Marta aber war ganz davon in Anspruch genommen zu dienen. Sie kam zu ihm und sagte: Herr, kümmert es dich nicht, dass meine Schwester die Arbeit mir allein überlässt? Sag ihr doch, sie soll mir helfen!
Der Herr antwortete: Marta, Marta, du machst dir viele Sorgen und Mühen. Aber nur eines ist notwendig. Maria hat den guten Teil gewählt, der wird ihr nicht genommen werden.
(© Ständige Kommission für die Herausgabe der gemeinsamen liturgischen Bücher im deutschen Sprachgebiet)
Impuls zum Evangelium von Dr. Katharina Wiefel-Jenner, Berlin
Wie verständlich ist Martas Wunsch. Sie allein sorgt dafür, dass es Jesus und all den anderen Gästen im Haus gut geht. Wer in ihrer Situation würde sich nicht Hilfe wünschen. So hätte sie auch die Chance zu hören, was Jesus sagt. Sie wünscht sich, dass Jesus für sie Partei ergreift. Aber Jesus verweigert sich.
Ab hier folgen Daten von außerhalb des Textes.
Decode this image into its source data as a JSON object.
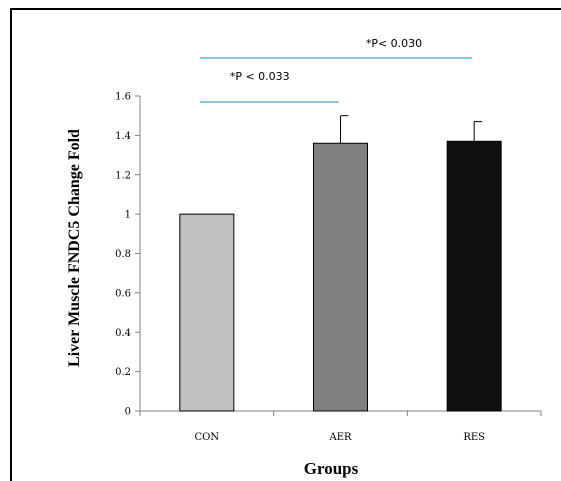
{
  "chart_data": {
    "type": "bar",
    "categories": [
      "CON",
      "AER",
      "RES"
    ],
    "values": [
      1.0,
      1.36,
      1.37
    ],
    "errors": [
      0,
      0.14,
      0.1
    ],
    "bar_colors": [
      "#c0c0c0",
      "#808080",
      "#0f0f0f"
    ],
    "xlabel": "Groups",
    "ylabel": "Liver Muscle FNDC5 Change Fold",
    "ylim": [
      0,
      1.6
    ],
    "yticks": [
      0,
      0.2,
      0.4,
      0.6,
      0.8,
      1,
      1.2,
      1.4,
      1.6
    ],
    "ytick_labels": [
      "0",
      "0.2",
      "0.4",
      "0.6",
      "0.8",
      "1",
      "1.2",
      "1.4",
      "1.6"
    ],
    "grid": false,
    "significance": [
      {
        "from": "CON",
        "to": "AER",
        "label": "*P < 0.033"
      },
      {
        "from": "CON",
        "to": "RES",
        "label": "*P< 0.030"
      }
    ],
    "annotation_color": "#4aa0c8"
  }
}
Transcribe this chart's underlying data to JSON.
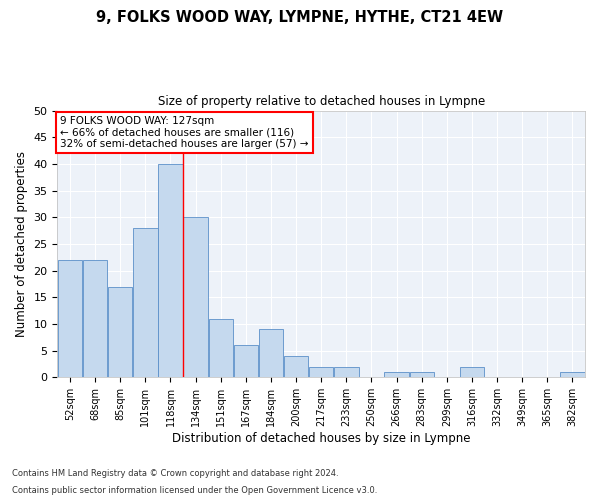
{
  "title1": "9, FOLKS WOOD WAY, LYMPNE, HYTHE, CT21 4EW",
  "title2": "Size of property relative to detached houses in Lympne",
  "xlabel": "Distribution of detached houses by size in Lympne",
  "ylabel": "Number of detached properties",
  "categories": [
    "52sqm",
    "68sqm",
    "85sqm",
    "101sqm",
    "118sqm",
    "134sqm",
    "151sqm",
    "167sqm",
    "184sqm",
    "200sqm",
    "217sqm",
    "233sqm",
    "250sqm",
    "266sqm",
    "283sqm",
    "299sqm",
    "316sqm",
    "332sqm",
    "349sqm",
    "365sqm",
    "382sqm"
  ],
  "values": [
    22,
    22,
    17,
    28,
    40,
    30,
    11,
    6,
    9,
    4,
    2,
    2,
    0,
    1,
    1,
    0,
    2,
    0,
    0,
    0,
    1
  ],
  "bar_color": "#c5d9ee",
  "bar_edge_color": "#5b8fc9",
  "ref_line_x": 4.5,
  "annotation_line1": "9 FOLKS WOOD WAY: 127sqm",
  "annotation_line2": "← 66% of detached houses are smaller (116)",
  "annotation_line3": "32% of semi-detached houses are larger (57) →",
  "box_color": "red",
  "ylim": [
    0,
    50
  ],
  "yticks": [
    0,
    5,
    10,
    15,
    20,
    25,
    30,
    35,
    40,
    45,
    50
  ],
  "footnote1": "Contains HM Land Registry data © Crown copyright and database right 2024.",
  "footnote2": "Contains public sector information licensed under the Open Government Licence v3.0.",
  "background_color": "#edf2f9",
  "grid_color": "#ffffff",
  "fig_bg": "#ffffff"
}
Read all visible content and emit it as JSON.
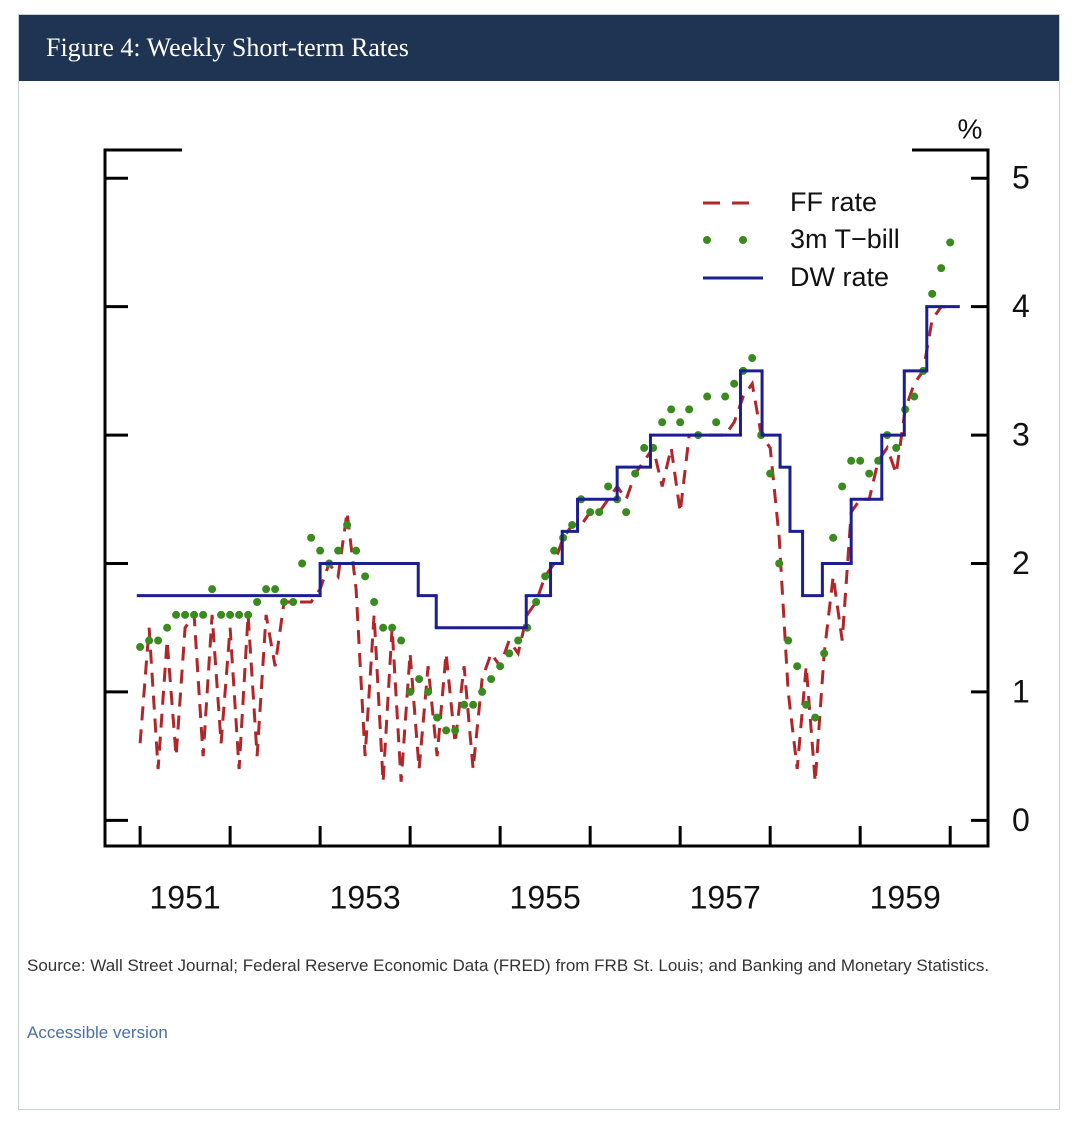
{
  "chart_data": {
    "type": "line",
    "title": "Figure 4: Weekly Short-term Rates",
    "y_label": "%",
    "source": "Source: Wall Street Journal; Federal Reserve Economic Data (FRED) from FRB St. Louis; and Banking and Monetary Statistics.",
    "link": "Accessible version",
    "xlim": [
      1950.61,
      1960.42
    ],
    "ylim": [
      -0.2,
      5.22
    ],
    "xticks": [
      1951,
      1952,
      1953,
      1954,
      1955,
      1956,
      1957,
      1958,
      1959,
      1960
    ],
    "xtick_labels": [
      {
        "value": 1951.5,
        "label": "1951"
      },
      {
        "value": 1953.5,
        "label": "1953"
      },
      {
        "value": 1955.5,
        "label": "1955"
      },
      {
        "value": 1957.5,
        "label": "1957"
      },
      {
        "value": 1959.5,
        "label": "1959"
      }
    ],
    "yticks": [
      0,
      1,
      2,
      3,
      4,
      5
    ],
    "legend": "top-right",
    "x": [
      1951.0,
      1951.1,
      1951.2,
      1951.3,
      1951.4,
      1951.5,
      1951.6,
      1951.7,
      1951.8,
      1951.9,
      1952.0,
      1952.1,
      1952.2,
      1952.3,
      1952.4,
      1952.5,
      1952.6,
      1952.7,
      1952.8,
      1952.9,
      1953.0,
      1953.1,
      1953.2,
      1953.3,
      1953.4,
      1953.5,
      1953.6,
      1953.7,
      1953.8,
      1953.9,
      1954.0,
      1954.1,
      1954.2,
      1954.3,
      1954.4,
      1954.5,
      1954.6,
      1954.7,
      1954.8,
      1954.9,
      1955.0,
      1955.1,
      1955.2,
      1955.3,
      1955.4,
      1955.5,
      1955.6,
      1955.7,
      1955.8,
      1955.9,
      1956.0,
      1956.1,
      1956.2,
      1956.3,
      1956.4,
      1956.5,
      1956.6,
      1956.7,
      1956.8,
      1956.9,
      1957.0,
      1957.1,
      1957.2,
      1957.3,
      1957.4,
      1957.5,
      1957.6,
      1957.7,
      1957.8,
      1957.9,
      1958.0,
      1958.1,
      1958.2,
      1958.3,
      1958.4,
      1958.5,
      1958.6,
      1958.7,
      1958.8,
      1958.9,
      1959.0,
      1959.1,
      1959.2,
      1959.3,
      1959.4,
      1959.5,
      1959.6,
      1959.7,
      1959.8,
      1959.9,
      1960.0
    ],
    "series": [
      {
        "name": "FF rate",
        "color": "#b0272a",
        "style": "dash",
        "values": [
          0.6,
          1.5,
          0.4,
          1.4,
          0.5,
          1.5,
          1.6,
          0.5,
          1.6,
          0.6,
          1.5,
          0.4,
          1.6,
          0.5,
          1.6,
          1.2,
          1.7,
          1.7,
          1.7,
          1.7,
          1.8,
          2.0,
          1.9,
          2.4,
          1.8,
          0.5,
          1.6,
          0.3,
          1.5,
          0.3,
          1.3,
          0.4,
          1.2,
          0.5,
          1.3,
          0.6,
          1.2,
          0.4,
          1.1,
          1.3,
          1.2,
          1.4,
          1.3,
          1.6,
          1.7,
          1.9,
          2.0,
          2.2,
          2.3,
          2.3,
          2.4,
          2.4,
          2.5,
          2.6,
          2.5,
          2.7,
          2.8,
          2.9,
          2.6,
          2.9,
          2.4,
          3.0,
          3.0,
          3.0,
          3.0,
          3.0,
          3.1,
          3.3,
          3.4,
          3.0,
          2.9,
          2.2,
          1.0,
          0.4,
          1.2,
          0.3,
          1.3,
          1.9,
          1.4,
          2.4,
          2.5,
          2.5,
          2.8,
          2.9,
          2.7,
          3.2,
          3.4,
          3.5,
          3.9,
          4.0,
          4.0
        ]
      },
      {
        "name": "3m T−bill",
        "color": "#3a8a1f",
        "style": "dot",
        "values": [
          1.35,
          1.4,
          1.4,
          1.5,
          1.6,
          1.6,
          1.6,
          1.6,
          1.8,
          1.6,
          1.6,
          1.6,
          1.6,
          1.7,
          1.8,
          1.8,
          1.7,
          1.7,
          2.0,
          2.2,
          2.1,
          2.0,
          2.1,
          2.3,
          2.1,
          1.9,
          1.7,
          1.5,
          1.5,
          1.4,
          1.0,
          1.1,
          1.0,
          0.8,
          0.7,
          0.7,
          0.9,
          0.9,
          1.0,
          1.1,
          1.2,
          1.3,
          1.4,
          1.5,
          1.7,
          1.9,
          2.1,
          2.2,
          2.3,
          2.5,
          2.4,
          2.4,
          2.6,
          2.5,
          2.4,
          2.7,
          2.9,
          2.9,
          3.1,
          3.2,
          3.1,
          3.2,
          3.0,
          3.3,
          3.1,
          3.3,
          3.4,
          3.5,
          3.6,
          3.0,
          2.7,
          2.0,
          1.4,
          1.2,
          0.9,
          0.8,
          1.3,
          2.2,
          2.6,
          2.8,
          2.8,
          2.7,
          2.8,
          3.0,
          2.9,
          3.2,
          3.3,
          3.5,
          4.1,
          4.3,
          4.5
        ]
      },
      {
        "name": "DW rate",
        "color": "#1c1f8f",
        "style": "step",
        "x": [
          1950.98,
          1953.0,
          1954.09,
          1954.29,
          1955.29,
          1955.56,
          1955.69,
          1955.86,
          1956.3,
          1956.67,
          1957.67,
          1957.91,
          1958.11,
          1958.22,
          1958.36,
          1958.58,
          1958.9,
          1959.24,
          1959.49,
          1959.74,
          1960.09
        ],
        "values": [
          1.75,
          2.0,
          1.75,
          1.5,
          1.75,
          2.0,
          2.25,
          2.5,
          2.75,
          3.0,
          3.5,
          3.0,
          2.75,
          2.25,
          1.75,
          2.0,
          2.5,
          3.0,
          3.5,
          4.0,
          4.0
        ]
      }
    ]
  }
}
Allerdings weist er Marta auch nicht zurück. Er kritisiert sie nicht einmal, obwohl man seine Bemerkung so verstehen könnte. Jesus beschreibt einfach das, was er wahrnimmt. Er sieht, wie sich Marta von Sorgen leiten lässt. Sie will alles für Jesus richtig machen, aber versäumt darüber, auf seine Worte zu achten. Für Marta steht das Handeln im Vordergrund und nicht Jesu Worte, obwohl sie vermutlich große Sehnsucht hat, ihm ungeteilt zuhören zu können. Sonst würde sie kaum um Hilfe bitten.
Mit seiner Reaktion stellt Jesus die Haltung der beiden Schwestern in einen größeren Zusammenhang. Der Dienst an ihm, wie der von Marta, braucht auch die Aufmerksamkeit für seine Worte. Konzentriertes Lernen und Hören auf Jesus ist für das Handeln unverzichtbar. Es gibt kein Handeln oder Hören, sondern Handeln und Hören gehören zusammen. Das ist die neue Lehre Jesu. Sie macht das Hören neu und auch das Handeln.